Warta Jemaat GKI Gading Serpong, Minggu, 12 Maret 2017

Setiap orang punya keyakinan bahwa ada sesuatu yang benar dan ada pula yang salah. Tetapi rupanya ada yang berada di antara keduanya. Tidak jelas apakah hal itu benar atau salah. Inilah yang sering disebut orang sebagai wilayah abu-abu.

Bagi orang Kristen, firman Tuhan adalah pedoman untuk mengetahui suatu hal itu benar atau salah. Misalnya mengasihi Allah, menghormati orang tua, menolong sesama dan berlaku jujur adalah hal yang benar. Membunuh, berzinah, mencuri, mengucapkan saksi dusta dan mengingini milik sesama adalah hal yang salah. Terhadap hal-hal yang benar ataupun yang salah orang-orang beriman dapat mengambil keputusan tegas untuk meresponinya, yaitu melakukan yang benar dan tidak melakukan yang salah. Tetapi yang menjadi masalah adalah: di dalam kehidupan sehari-hari adakalanya umat Tuhan menemui hal-hal yang masuk dalam wilayah abu-abu. Tidak ada pedoman yang jelas dalam Alkitab apakah hal itu benar atau salah. Hal ini membuat umat Tuhan bergumul tentang bagaimana sikap yang seharusnya dan apa tindakan yang mesti dilakukan terhadap hal itu.

Pada saat bergumul di wilayah abu-abu, apa yang harus dilakukan? Menjawab hal ini, marilah kita belajar dari Tuhan Yesus. Pada saat bergumul berat tentang apa yang harus dilakukan-Nya, Ia justru datang berlutut di hadapan Bapa dan berdoa kepada-Nya. Ia mengungkapkan pergumulan dan permohonan-Nya, namun tetap mengutamakan kehendak Bapa (Luk. 22:41-42).

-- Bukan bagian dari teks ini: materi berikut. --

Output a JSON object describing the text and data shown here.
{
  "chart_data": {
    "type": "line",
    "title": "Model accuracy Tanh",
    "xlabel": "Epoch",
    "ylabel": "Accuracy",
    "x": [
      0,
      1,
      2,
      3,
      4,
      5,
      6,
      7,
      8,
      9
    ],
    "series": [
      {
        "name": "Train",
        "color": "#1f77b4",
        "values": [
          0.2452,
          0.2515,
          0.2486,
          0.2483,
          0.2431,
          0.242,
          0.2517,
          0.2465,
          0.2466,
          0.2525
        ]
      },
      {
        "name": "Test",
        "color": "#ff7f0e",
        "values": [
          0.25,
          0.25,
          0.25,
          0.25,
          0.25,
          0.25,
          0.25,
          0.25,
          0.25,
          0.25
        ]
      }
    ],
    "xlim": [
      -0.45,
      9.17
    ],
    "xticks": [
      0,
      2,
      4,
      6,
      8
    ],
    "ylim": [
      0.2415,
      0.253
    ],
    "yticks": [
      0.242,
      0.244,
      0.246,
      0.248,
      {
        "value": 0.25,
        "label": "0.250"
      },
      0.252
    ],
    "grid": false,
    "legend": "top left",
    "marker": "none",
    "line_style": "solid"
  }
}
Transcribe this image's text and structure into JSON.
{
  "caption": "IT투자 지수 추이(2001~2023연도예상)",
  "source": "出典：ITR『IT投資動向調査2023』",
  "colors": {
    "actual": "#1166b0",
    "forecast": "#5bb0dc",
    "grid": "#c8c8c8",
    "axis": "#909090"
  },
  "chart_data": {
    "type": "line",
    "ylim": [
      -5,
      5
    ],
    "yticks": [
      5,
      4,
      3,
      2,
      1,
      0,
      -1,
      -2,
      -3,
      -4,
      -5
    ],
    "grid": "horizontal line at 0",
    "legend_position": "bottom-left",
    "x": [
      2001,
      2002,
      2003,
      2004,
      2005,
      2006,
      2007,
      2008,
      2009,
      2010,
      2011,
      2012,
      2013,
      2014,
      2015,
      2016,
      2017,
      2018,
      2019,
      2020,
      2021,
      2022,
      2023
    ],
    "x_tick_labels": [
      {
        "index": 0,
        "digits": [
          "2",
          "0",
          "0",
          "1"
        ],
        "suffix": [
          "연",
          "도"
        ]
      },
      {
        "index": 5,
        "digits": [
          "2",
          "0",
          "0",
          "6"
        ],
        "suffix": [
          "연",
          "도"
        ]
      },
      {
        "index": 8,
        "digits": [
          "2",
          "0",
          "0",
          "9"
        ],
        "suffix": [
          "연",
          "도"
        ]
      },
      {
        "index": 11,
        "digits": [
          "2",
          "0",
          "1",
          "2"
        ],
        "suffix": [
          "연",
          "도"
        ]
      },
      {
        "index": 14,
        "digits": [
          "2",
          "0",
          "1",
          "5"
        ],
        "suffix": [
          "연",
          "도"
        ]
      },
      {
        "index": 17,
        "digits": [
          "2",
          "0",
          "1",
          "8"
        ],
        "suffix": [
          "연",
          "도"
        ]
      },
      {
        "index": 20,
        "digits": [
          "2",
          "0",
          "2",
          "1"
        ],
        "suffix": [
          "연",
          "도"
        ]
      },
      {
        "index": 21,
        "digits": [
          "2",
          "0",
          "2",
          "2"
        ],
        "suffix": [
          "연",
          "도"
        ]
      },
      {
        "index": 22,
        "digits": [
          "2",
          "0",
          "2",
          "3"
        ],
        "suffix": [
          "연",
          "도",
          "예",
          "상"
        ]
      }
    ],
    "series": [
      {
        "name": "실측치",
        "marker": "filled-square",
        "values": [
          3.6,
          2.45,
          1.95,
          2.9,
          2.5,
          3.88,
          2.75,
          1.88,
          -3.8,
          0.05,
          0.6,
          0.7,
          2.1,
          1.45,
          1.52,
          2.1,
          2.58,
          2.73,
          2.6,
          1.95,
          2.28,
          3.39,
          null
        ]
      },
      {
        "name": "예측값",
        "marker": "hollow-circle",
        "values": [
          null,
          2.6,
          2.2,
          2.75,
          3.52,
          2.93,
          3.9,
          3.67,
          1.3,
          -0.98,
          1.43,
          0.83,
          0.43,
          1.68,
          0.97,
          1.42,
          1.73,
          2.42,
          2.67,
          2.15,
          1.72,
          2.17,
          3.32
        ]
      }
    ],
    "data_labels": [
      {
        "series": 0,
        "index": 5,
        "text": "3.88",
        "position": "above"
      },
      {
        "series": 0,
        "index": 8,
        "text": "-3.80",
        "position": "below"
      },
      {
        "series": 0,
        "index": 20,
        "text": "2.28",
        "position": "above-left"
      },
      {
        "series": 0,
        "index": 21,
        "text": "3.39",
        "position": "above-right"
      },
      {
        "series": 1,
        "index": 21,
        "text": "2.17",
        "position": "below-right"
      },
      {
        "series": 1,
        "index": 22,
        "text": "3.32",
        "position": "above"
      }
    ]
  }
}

Selain berlutut dan berdoa memohon pimpinan Allah, Satu Korintus 10:23-24,31 memberikan beberapa prinsip untuk mengambil sikap dan tindakan di wilayah abu-abu, yaitu prinsip:  
1. Berguna: Bukan segala sesuatu berguna, jadi pilihlah hal yang berguna.
2. Membangun: Lakukan hal yang membangun, dan jangan menjadi batu sandungan.
3. Kepedulian: Jangan hanya mencari keuntungan sendiri, tetapi perhatikan kepentingan orang lain juga.
4. Memuliakan Allah: Apapun yang dilakukan, lakukanlah semuanya itu untuk kemuliaan Allah.